This is what will happen if Trump really does move the US embassy in Israel to Jerusalem

A child cycles past a giant banner bearing a message of congratulations ("Mazeltov") for incoming US President Donald Trump, covering a building under construction in central Jerusalem on January 20, 2017
A child cycles past a giant banner bearing a message of congratulations ("Mazeltov") for incoming US President Donald Trump, covering a building under construction in central Jerusalem on January 20, 2017

Having set a combative tone in his inauguration address last week, President Trump has wasted no time tackling his biggest bugbears. First up, Obamacare, diminished by executive order on Friday afternoon; then, over the weekend, an astonishing stepping-up of his war against the established media, with any hope of a ceasefire lost in a volley of falsehoods from the Trump press team.

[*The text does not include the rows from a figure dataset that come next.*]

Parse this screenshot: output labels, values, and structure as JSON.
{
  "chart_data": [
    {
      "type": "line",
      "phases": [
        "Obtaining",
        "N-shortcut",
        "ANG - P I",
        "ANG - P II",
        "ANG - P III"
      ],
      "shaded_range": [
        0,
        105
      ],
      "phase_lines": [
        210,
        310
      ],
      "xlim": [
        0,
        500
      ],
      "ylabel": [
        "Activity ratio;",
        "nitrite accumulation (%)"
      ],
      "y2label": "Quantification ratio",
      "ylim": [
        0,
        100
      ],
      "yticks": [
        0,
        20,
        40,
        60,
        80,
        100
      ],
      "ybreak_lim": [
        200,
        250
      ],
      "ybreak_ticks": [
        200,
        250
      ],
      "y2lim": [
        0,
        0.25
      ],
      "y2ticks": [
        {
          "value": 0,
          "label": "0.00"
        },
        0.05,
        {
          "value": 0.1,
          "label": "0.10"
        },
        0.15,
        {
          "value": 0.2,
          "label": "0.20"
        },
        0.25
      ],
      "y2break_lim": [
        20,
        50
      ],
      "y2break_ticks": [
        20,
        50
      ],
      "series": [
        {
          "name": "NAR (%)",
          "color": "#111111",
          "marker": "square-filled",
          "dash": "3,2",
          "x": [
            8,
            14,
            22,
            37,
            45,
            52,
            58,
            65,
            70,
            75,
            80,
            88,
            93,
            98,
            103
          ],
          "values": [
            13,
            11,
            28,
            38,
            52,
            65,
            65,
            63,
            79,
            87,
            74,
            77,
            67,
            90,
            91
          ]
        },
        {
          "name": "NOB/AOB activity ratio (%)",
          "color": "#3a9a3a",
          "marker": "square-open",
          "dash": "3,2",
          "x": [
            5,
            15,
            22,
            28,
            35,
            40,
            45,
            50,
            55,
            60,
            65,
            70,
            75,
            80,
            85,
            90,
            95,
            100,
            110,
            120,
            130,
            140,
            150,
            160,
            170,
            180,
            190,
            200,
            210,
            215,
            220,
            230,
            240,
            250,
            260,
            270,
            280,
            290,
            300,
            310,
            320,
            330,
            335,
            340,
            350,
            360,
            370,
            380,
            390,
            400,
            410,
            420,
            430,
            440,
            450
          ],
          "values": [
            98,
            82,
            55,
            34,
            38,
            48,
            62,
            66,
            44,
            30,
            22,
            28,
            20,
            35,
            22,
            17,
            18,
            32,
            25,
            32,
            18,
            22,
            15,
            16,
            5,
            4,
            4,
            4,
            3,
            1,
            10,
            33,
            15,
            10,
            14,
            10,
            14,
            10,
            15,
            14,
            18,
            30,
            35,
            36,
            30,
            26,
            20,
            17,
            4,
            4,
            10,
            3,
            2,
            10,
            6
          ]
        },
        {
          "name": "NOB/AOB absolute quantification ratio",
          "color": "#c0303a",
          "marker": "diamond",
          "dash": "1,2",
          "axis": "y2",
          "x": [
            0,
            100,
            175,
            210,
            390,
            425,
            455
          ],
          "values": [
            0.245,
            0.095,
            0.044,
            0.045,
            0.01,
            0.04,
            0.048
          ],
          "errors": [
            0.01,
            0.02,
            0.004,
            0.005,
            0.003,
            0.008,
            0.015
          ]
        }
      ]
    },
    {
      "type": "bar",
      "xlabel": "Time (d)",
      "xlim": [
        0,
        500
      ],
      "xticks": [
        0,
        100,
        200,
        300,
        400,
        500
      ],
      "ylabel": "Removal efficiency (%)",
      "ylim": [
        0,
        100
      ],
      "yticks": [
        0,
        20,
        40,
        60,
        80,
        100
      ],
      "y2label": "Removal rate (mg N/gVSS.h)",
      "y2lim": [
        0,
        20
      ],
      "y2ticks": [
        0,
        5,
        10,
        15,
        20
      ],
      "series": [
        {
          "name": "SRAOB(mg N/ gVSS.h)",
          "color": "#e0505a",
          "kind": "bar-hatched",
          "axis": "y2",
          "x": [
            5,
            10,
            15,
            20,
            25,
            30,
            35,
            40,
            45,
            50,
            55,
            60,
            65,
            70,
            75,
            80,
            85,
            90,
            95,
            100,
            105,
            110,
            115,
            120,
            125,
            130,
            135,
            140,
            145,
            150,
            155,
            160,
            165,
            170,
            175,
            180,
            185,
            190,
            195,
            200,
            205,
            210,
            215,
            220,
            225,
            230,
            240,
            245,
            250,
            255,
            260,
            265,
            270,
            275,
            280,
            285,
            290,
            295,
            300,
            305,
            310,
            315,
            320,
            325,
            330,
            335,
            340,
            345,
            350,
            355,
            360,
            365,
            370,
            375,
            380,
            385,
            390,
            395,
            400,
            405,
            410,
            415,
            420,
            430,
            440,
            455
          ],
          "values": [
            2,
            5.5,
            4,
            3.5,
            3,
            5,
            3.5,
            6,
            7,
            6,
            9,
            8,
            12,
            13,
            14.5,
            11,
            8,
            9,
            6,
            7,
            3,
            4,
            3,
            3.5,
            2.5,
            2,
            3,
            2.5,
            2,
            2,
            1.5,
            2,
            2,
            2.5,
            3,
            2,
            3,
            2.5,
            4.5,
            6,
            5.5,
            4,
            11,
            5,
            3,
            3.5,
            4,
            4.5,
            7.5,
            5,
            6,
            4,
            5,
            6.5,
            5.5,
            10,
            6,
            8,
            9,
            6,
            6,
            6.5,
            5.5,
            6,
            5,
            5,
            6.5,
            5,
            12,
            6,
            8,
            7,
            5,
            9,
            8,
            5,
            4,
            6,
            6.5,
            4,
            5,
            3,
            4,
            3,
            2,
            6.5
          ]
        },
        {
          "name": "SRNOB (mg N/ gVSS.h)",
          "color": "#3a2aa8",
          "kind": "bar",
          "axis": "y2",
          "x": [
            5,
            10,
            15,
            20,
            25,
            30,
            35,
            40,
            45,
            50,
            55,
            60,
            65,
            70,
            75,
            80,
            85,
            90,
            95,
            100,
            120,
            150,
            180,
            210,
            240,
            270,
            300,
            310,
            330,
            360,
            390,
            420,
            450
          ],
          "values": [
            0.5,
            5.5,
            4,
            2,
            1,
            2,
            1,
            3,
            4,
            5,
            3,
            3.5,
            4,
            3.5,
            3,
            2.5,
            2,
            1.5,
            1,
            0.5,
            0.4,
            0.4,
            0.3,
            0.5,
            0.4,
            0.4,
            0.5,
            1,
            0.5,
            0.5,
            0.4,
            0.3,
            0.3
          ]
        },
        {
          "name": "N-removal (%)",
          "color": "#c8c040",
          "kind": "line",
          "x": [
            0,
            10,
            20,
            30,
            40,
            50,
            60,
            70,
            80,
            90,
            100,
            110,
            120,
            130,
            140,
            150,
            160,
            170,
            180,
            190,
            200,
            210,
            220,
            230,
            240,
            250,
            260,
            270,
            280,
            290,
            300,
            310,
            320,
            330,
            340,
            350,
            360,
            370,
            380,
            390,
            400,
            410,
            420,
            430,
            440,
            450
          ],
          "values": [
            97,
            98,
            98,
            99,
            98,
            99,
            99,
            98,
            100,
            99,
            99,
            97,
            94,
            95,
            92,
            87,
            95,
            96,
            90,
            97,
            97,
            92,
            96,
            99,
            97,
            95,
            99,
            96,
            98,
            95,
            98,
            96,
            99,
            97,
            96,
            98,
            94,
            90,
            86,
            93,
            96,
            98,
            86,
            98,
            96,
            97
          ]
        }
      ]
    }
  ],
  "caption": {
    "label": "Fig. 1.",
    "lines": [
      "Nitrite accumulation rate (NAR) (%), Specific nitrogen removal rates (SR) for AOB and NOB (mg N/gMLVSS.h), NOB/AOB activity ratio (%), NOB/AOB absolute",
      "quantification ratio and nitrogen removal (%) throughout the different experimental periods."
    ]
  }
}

Now that the Donald’s wand has been waved over America, will the Middle East be next in line for the sorcerer’s magic? When it comes to finding a resolution to the Israel-Palestine conundrum Trump evidently believes that Jared Kushner, his son-in-law, will be the man to hit on a plan that is acceptable to all sides. He at least has the advantage that nobody else has managed it after decades of trying.

Since Trump is a man who obviously likes a bit of symbolism, the suggestion that he might move the United States’ embassy in Israel from Tel Aviv to Jerusalem might not come as a huge surprise. It would certainly provoke concern from much of the Arab world. The Palestinian leader Mahmoud Abbas has suggested that the construction of a new embassy there would “not help peace” and would “destroy the two-state solution”. It would also be at odds with the United Nations’ continued refusal to recognise Jerusalem as Israel’s capital.

The question of Jerusalem’s status is about as thorny as it gets and is at the heart of the wider Israeli-Palestinian riddle. The city is either the answer to a lasting peace or the reason for its impossibility. Both Israelis and Palestinians regard it as their capital; but Israel’s current administration, in line with most of its predecessors, has maintained that all of Jerusalem – rather than a portion of it – will remain eternally under Israeli sovereignty. So although the establishment of a foreign embassy in Jerusalem would not, in and of itself, be a definitive statement against a possible, future two-state solution, it would be perceived as supportive of the hardline position taken by Benjamin Netanyahu’s government.

The fact that President Trump’s pick as his ambassador to Israel is a longstanding opponent of the two-state proposition has convinced some commentators that the plan to shift America’s embassy will come to fruition. That Israeli authorities approved the construction of hundreds of new settler homes in occupied East Jerusalem shortly after Trump took office is a further signal that Israel is confident it now has a firm friend in the White House.

Still, Trump is hardly the first US President to raise the possibility of relocating America’s diplomatic HQ in Israel. Bill Clinton and George W. Bush both pledged to make the move to Jerusalem when they were on the campaign trail. During Clinton’s first term, Congress even passed the Jerusalem Embassy Relocation Act. But ever since then, successive Presidents have signed a waiver every six months to block the legislation’s enforcement, convinced that the national security interests of the U.S. are better protected by keeping the embassy in Tel Aviv.

So will Trump break from this cautious, prudent, approach? Sceptics suggest he and his advisers will come to realise that such a symbolic step would not only endanger the prospects of an Israeli-Palestinian accord, but would also incite such anger in Arab nations that it would effectively act as a recruitment drive for Isis and its ilk, fuelling precisely the kind of terrorism that Trump claims he wants to rid from the world. Some of America’s staunchest allies in the Middle-East (Saudi Arabia and Egypt to name just two) would be deeply opposed to the idea of the US Ambassador being based in Jerusalem and it is this disapproval which many believe will persuade Trump’s team to hold back.

Yet as America’s new President made plain when he took office, old assumptions about US policy-making no longer apply. With a putative friend in Moscow, chummy relations with Riyadh or Cairo may be of less significance to America’s approach to the wider Middle East, especially if Trump decides to focus on domestic affairs as closely as his inaugural address suggested he would. In that case, acting in a way which risks provoking violent anger from Palestinians in the occupied territories (and, who knows, a response in kind from Israel) may of little concern to him. Long-term peace for Israelis and Palestinians may be Trump’s stated aim; but if he moves America’s embassy to Jerusalem, further conflict is the more likely outcome.